We heard the sound of a car leaving so we went back into the house.

‘So what’s the story with Triangle Head, Sadie?’

‘Triangle Head?’ Sadie laughed. ‘Oh why are you boys always so cruel?’ Evidently Bradshaw had been calling round to see Sadie for the past year or so. She said she felt sorry for him and that he was harmless. Charlie told her that the Bradshaws were unsocialised hillbillies and that they got on everyone’s nerves down on the part of the Marsh where they lived.
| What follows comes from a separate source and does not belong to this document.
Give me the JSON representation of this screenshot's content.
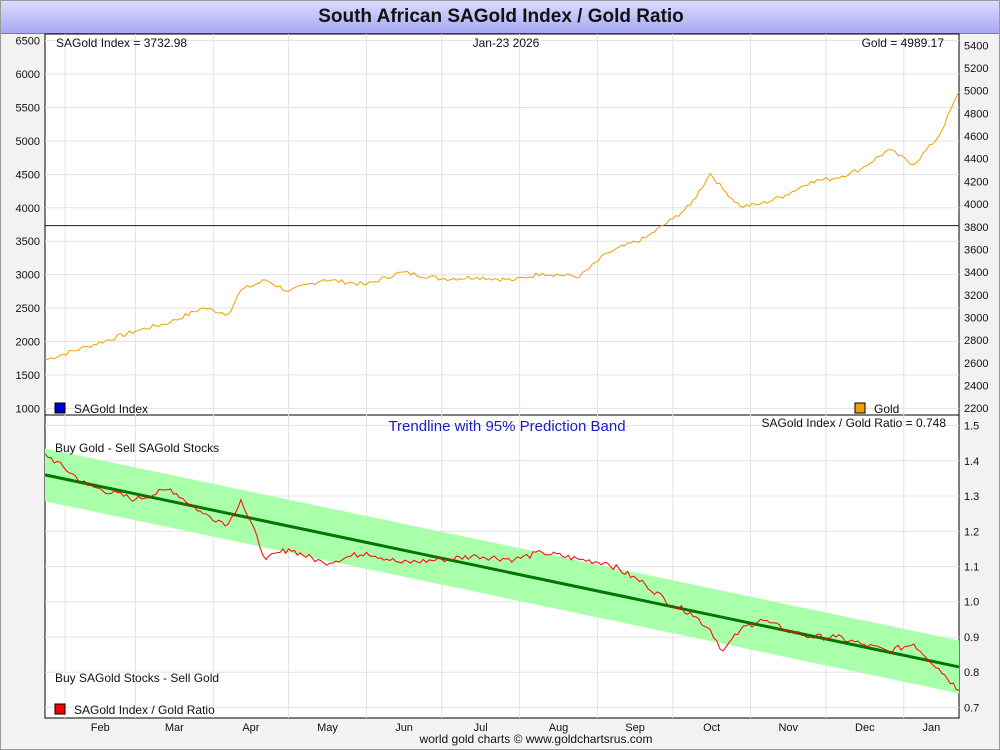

I didn’t see Bradshaw again at Sadie’s house. I wasn’t going round there as often anyway as we were all beginning to drift away. But I did once ask Sadie if he was still visiting her. She brushed the question aside so I left it at that. It was years later that I learned from an old friend of Sadie’s that Triangle Head Bradshaw had begun to make her feel uneasy. It seems he became a bit of nuisance, and that her sons didn’t like him skulking about the place when they were home from school. It was a classic case of unrequited love. Bradshaw was enraptured by Sadie and eventually plucked up the courage to declare his exalted feelings for her. Of course that was it. Sadie had to get rid of him. Nobody knows what was said, but he never came back. But there is a coda to the story of Triangle Head. After Sadie had sent him packing he went directly home to his farm on the Marsh and wrung the necks of all his two hundred and fifty egg-laying hens.